TEMPO.CO , Malang: Masjid jami Sulaiman Al Hunaishil di Gang Makam, Dusun Sempu, Desa Gadingkulon, Kecamatan Dau, Kabupaten Malang, Jawa Timur, dalam kondisi tak terurus.
Sepi dari kegiatan, bagian dalam masjid dipenuhi debu. Pintu utama terbuka begitu saja. Lantai selasar dipenuhi bekas tapak sepatu bertanah liat yang sudah mengering. Halaman sekeliling masjid dipenuhi rumput dan semak. Padahal, sejak disegel Pemerintah Kabupaten Malang pada 7 Agustus 2014, pengelolaan masjid diserahkan ke masyarakat melalui pemerintah desa setempat.

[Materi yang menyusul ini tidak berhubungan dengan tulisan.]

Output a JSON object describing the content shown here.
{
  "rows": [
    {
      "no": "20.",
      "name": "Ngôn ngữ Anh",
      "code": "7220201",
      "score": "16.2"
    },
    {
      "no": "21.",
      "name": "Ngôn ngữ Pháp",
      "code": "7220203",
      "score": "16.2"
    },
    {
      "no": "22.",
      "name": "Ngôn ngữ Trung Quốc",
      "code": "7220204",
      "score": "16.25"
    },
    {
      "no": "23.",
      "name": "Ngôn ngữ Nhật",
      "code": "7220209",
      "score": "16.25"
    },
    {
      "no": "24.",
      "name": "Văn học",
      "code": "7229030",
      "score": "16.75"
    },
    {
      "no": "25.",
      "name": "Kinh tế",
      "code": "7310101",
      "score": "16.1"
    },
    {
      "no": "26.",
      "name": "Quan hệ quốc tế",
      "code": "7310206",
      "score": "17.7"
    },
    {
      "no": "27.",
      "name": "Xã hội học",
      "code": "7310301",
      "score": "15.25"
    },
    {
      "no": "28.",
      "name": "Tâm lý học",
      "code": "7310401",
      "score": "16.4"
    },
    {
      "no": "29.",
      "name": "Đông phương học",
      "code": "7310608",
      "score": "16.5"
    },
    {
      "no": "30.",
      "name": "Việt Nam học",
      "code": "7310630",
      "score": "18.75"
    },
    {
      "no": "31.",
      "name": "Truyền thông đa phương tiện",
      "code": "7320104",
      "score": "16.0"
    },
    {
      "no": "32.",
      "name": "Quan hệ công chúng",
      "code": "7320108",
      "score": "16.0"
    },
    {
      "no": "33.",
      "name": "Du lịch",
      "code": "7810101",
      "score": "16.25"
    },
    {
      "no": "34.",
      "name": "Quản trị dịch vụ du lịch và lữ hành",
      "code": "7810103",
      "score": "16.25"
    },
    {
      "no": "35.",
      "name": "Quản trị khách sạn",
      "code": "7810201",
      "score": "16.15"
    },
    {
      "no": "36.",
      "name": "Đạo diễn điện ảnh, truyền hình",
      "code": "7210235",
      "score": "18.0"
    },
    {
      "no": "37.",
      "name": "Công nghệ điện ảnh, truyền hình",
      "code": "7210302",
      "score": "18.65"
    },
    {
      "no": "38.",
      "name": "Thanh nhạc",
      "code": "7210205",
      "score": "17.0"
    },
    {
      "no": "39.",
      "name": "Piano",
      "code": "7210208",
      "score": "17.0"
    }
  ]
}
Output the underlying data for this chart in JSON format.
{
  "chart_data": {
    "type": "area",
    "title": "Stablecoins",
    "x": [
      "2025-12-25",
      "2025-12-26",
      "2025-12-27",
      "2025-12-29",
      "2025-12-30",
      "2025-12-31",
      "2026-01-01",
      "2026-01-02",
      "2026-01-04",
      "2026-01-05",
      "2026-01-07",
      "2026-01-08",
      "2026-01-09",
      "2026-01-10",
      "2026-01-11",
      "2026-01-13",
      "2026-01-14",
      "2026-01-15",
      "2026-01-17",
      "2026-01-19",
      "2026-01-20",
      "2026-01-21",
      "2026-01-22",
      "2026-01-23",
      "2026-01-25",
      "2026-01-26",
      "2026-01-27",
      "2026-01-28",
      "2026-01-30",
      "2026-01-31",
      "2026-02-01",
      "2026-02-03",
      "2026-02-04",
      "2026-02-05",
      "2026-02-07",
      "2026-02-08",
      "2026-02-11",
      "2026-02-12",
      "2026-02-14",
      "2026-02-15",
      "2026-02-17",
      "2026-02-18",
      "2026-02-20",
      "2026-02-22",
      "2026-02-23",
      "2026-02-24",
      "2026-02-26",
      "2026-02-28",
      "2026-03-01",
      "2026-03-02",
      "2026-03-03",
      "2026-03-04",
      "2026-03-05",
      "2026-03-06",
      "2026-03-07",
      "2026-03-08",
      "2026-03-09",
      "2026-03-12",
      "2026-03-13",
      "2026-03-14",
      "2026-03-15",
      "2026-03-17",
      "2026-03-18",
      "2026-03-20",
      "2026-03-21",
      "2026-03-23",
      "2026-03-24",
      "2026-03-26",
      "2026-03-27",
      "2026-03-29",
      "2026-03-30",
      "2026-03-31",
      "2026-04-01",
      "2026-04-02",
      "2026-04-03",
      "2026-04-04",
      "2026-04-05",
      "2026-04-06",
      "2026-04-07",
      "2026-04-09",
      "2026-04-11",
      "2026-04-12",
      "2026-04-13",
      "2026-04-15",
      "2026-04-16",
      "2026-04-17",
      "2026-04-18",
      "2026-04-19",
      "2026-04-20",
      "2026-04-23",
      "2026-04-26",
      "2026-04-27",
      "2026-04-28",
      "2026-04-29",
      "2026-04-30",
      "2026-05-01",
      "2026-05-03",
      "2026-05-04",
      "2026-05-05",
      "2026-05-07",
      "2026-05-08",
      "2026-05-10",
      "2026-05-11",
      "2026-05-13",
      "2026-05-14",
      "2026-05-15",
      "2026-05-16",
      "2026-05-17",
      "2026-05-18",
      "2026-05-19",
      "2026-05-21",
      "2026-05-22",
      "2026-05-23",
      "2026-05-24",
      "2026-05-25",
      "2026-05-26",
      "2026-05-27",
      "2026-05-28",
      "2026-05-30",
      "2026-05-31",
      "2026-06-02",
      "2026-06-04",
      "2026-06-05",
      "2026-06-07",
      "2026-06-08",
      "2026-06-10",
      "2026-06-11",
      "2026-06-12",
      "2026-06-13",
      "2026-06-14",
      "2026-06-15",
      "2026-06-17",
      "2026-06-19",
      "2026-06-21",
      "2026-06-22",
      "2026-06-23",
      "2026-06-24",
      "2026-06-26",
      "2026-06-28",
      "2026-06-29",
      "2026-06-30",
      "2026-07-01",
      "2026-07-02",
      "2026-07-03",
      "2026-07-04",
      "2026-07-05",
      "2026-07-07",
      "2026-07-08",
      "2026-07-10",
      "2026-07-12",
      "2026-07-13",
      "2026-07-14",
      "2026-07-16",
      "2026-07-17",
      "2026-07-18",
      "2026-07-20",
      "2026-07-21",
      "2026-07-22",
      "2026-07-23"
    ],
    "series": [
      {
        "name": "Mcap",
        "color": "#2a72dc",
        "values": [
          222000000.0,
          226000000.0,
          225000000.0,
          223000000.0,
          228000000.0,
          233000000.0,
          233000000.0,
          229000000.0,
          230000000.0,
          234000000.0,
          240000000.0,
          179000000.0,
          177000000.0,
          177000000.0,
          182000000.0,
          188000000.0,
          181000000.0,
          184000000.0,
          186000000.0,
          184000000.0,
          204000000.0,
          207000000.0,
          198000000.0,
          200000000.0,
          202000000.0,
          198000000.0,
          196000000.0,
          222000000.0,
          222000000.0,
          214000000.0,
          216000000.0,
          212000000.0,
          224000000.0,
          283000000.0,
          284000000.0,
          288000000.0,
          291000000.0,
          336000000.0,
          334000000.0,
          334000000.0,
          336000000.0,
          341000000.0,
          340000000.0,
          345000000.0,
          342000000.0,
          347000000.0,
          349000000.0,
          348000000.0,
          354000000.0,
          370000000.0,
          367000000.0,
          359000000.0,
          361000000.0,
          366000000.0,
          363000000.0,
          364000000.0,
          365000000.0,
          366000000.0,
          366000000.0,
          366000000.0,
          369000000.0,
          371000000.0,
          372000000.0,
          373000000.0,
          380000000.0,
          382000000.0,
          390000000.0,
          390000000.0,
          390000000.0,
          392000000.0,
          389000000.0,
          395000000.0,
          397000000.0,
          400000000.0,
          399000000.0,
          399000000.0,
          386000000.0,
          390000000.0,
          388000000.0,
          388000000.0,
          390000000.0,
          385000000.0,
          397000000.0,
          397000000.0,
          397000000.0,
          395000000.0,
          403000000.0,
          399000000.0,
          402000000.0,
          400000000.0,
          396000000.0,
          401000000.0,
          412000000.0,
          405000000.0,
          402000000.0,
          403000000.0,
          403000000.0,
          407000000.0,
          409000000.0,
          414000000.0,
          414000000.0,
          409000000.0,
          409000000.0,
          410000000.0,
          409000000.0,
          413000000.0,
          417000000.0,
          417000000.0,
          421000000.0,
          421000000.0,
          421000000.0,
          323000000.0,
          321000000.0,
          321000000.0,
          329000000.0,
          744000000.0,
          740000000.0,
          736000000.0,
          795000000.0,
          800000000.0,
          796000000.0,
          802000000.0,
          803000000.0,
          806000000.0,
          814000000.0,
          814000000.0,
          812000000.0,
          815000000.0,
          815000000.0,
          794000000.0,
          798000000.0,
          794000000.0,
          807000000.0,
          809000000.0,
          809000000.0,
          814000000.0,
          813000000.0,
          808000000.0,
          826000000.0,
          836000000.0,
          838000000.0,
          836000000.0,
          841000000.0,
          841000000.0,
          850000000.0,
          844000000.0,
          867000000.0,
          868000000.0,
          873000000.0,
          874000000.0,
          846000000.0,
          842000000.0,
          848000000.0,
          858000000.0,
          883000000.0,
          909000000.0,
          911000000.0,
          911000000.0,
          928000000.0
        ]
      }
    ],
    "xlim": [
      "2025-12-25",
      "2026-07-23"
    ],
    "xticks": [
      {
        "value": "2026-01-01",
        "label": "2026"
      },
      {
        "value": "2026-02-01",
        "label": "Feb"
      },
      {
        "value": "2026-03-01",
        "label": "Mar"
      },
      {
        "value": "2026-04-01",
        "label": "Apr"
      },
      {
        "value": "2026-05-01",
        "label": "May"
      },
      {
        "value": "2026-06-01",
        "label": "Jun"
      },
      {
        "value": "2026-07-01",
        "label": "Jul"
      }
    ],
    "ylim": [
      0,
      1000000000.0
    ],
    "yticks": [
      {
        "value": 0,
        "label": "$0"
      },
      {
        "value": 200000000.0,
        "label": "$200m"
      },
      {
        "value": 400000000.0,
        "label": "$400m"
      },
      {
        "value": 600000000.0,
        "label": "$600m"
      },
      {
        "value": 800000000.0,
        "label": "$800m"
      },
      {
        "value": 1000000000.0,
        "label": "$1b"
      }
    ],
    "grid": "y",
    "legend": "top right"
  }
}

Sejumlah warga desa yang ditanya Tempo pada hari ini, Kamis, 19 Maret 2015, mengatakan masjid yang diapit kebun jati, sengon, dan kompleks pemakaman itu memang sepi tapi bukan sengaja ditelantarkan. Warga lebih memilih beribadah di masjid At-Taqwa, masjid Dusun Sempu yang berjarak sekitar 250 meter dari masjid jami Al Hunaishil.
"Kondisi masjid kami kan lebih luas dan bersih. Anak-anak pun sudah ada tempat ngajinya sendiri. Lha kalau urusan pengelolaan masjid yang di sana kan itu jadi kewenangan pemerintah desa," kata Wasirin, 55 tahun, warga setempat.
Pernyataan Wasirin diamini tiga warga yang sedang memperbaiki rumah. Warga lain yang tak jauh dari mereka malah mengaku lebih senang beribadah di Masjid At-Taqwa dengan alasan masjid ini merupakan masjid NU alias masjid Nahdlatul Ulama. "Kalau masjid yang di sana itu jarene (katanya) masjid wong ISIS," kata seorang bapak yang sedang mencangkul dekat masjid.
Penelantaran masjid juga dibantah Kepala Desa Gadingkulon Wahyu Eddi Prihanto. Ditemui di kantornya, Eddi mengatakan pengelolaan masjid memang sudah diserahkan ke pemerintah desa yang dipimpinnya, tapi tiada disertai batas waktu pengelolaan. Perawatan masjid menunggu sampai ada jamaahnya. "Bukan ditelantarkan, tapi memang tidak ada jamaahnya sehingga tidak ada yang menggunakan dan mengurusnya," kata Eddi.
Eddi mengaku, gara-gara dianggap menelantarkan pernah diprotes lewat pesan pendek oleh Muhammad Romly, juru bicara Ansharul Khilafah, kelompok yang mendeklarasikan diri di Masjid Jami Sulaiman Al Hunaishil dan mengadakan pengajian Ramadan pada 20 Juli 2014. Kelompok ini pun diduga melakukan pembaiatan alias pengucapan sumpah setia kepada imam atau pemimpin Negara Islam Irak dan Suriah atau ISIS, Abu Bakr al-Baghdadi.
Padahal, menurut Eddi, harusnya yang memprotes adalah pengurus Lembaga Peduli Pendidikan Islam (LP2I) Al Fawaz karena pembangunan masjid dibiayai oleh lembaga keagamaan yang berkantor di Pare, Kediri, itu. LP2I Al Fawaz pula yang kemudian menghibahkan masjid ke pemerintah daerah setempat setelah masjid yang dibangun mulai sekitar Oktober 2013 itu dipersoalkan warga dan pemerintah karena tidak berizin dan dianggap disalahgunakan oleh kelompok Romly.
"Tidak warga kami yang ikut jadi jamaah kelompok itu. Kami pun tidak bisa memaksa warga harus mau urus masjid itu. Tapi kami tetap memantau dan mengawasinya," ujar Eddi.
Kepala Kepolisian Sektor Kota Dau Komisaris Soepary menyatakan Masjid Jami Sulaiman Al Hunaishil tidak ditelantarkan. Ia menegaskan kondisi kumuh dan kotornya masjid karena sesungguhnya pembangunan masjid tersebut belum selesai.
"Listrik dan air tak ada. Jamaahnya pun sudah tak ada. Kami kan tidak bisa paksa warga desa untuk jadi jamaah, lalu mengurusnya. Tapi sejauh ini kondisi kamtibmas (keamanan dan ketertiban masyarakat) di sana sangat kondusif dan pengawasan tetap berjalan," kata Soepary, lewat telepon.